Department of Microbiology & Immunology, Montana State University
Speaker: Pilar Manrique, doctoral student,
Department of Microbiology & Immunology
Montana State University
Date: Tuesday, December 1, 2015
Time: 4:10 PM
Place: Byker Auditorium, Chemistry & Biochemistry Building
Title: The Human Gut Virome in Health and Disease
The human gut is colonized by millions of bacteria (gut microbiome), which are essential for human health. Upon disease of the gut microbiome, the community structure of the microbiome is altered (dysbiosis). Bacteriophages (viruses that infect bacteria) play key roles in shaping the function and structure of bacterial communities. We have identified different bacteriophages communities present in healthy vs. diseased gut microbial communities that could potentially be used as disease markers.
About the speaker
Manrique studies the role of viruses in shaping the structure and function of the bacterial communities associated with the human gut.
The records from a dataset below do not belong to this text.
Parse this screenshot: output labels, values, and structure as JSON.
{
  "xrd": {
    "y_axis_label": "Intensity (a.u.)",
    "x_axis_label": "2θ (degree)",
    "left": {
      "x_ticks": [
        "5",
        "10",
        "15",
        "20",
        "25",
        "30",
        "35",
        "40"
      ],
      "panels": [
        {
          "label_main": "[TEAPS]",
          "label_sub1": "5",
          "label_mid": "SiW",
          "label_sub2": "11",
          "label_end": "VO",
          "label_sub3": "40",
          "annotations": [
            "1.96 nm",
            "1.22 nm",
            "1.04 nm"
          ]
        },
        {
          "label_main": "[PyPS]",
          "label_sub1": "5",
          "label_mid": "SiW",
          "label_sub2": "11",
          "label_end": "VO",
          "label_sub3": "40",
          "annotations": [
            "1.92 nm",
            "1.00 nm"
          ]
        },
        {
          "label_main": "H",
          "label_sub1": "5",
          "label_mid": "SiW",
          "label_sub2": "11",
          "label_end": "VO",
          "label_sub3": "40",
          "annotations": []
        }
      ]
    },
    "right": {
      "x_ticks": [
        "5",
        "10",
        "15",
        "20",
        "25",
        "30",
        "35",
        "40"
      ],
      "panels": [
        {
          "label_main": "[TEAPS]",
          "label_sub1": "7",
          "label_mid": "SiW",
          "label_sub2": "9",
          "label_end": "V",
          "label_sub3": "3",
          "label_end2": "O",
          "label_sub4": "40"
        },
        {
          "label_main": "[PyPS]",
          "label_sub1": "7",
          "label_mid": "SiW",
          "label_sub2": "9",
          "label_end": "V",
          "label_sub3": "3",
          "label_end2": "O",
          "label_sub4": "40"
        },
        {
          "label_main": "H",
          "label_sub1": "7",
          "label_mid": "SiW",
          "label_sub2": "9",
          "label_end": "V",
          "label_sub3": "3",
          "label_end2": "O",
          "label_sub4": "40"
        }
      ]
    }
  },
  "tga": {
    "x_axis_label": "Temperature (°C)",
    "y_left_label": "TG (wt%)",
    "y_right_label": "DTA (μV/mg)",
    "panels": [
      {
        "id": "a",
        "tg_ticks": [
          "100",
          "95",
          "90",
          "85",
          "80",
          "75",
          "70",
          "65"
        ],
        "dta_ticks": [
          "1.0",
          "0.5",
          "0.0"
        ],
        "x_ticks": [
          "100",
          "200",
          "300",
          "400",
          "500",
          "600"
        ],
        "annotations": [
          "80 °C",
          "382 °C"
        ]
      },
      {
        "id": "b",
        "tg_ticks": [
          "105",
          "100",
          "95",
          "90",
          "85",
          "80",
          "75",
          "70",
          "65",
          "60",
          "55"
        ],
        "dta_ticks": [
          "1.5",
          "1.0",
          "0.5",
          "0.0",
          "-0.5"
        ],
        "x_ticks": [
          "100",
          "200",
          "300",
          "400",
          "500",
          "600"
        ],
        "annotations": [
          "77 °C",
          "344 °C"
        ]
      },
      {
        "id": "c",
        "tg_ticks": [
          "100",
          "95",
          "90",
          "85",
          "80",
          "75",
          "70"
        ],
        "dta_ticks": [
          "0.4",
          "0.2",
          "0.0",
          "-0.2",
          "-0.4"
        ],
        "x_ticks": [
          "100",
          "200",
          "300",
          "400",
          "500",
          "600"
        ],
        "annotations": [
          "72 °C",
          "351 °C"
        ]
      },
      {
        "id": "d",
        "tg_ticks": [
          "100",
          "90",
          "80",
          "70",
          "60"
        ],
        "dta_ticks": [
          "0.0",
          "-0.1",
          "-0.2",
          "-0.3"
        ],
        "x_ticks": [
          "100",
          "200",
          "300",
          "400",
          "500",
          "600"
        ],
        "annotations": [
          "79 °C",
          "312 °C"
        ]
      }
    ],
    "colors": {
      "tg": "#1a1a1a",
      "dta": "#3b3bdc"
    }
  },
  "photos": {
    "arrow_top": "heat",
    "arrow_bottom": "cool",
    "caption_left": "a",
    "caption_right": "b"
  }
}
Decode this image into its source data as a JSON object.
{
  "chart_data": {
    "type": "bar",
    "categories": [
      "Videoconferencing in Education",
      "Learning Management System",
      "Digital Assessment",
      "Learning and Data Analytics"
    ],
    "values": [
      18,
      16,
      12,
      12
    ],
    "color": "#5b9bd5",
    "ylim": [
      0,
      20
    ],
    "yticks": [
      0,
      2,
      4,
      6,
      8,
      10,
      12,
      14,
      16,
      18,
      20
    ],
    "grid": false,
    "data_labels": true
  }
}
Changes in the gut microbiome composition and structure negatively impact human health, and correlate with important diseases such as diabetes and cancer. Her research focuses on defining the role of viruses associated with the human gut microbiome in affecting human health and disease. She has isolated viruses from human samples, directly sequenced the isolated viral genomes, and applied advance bioinformatics analysis to understand the viral community composition and temporal dynamics in the human gut.
She is the recipient of a 2014 Kopriva Graduate Student Fellowship.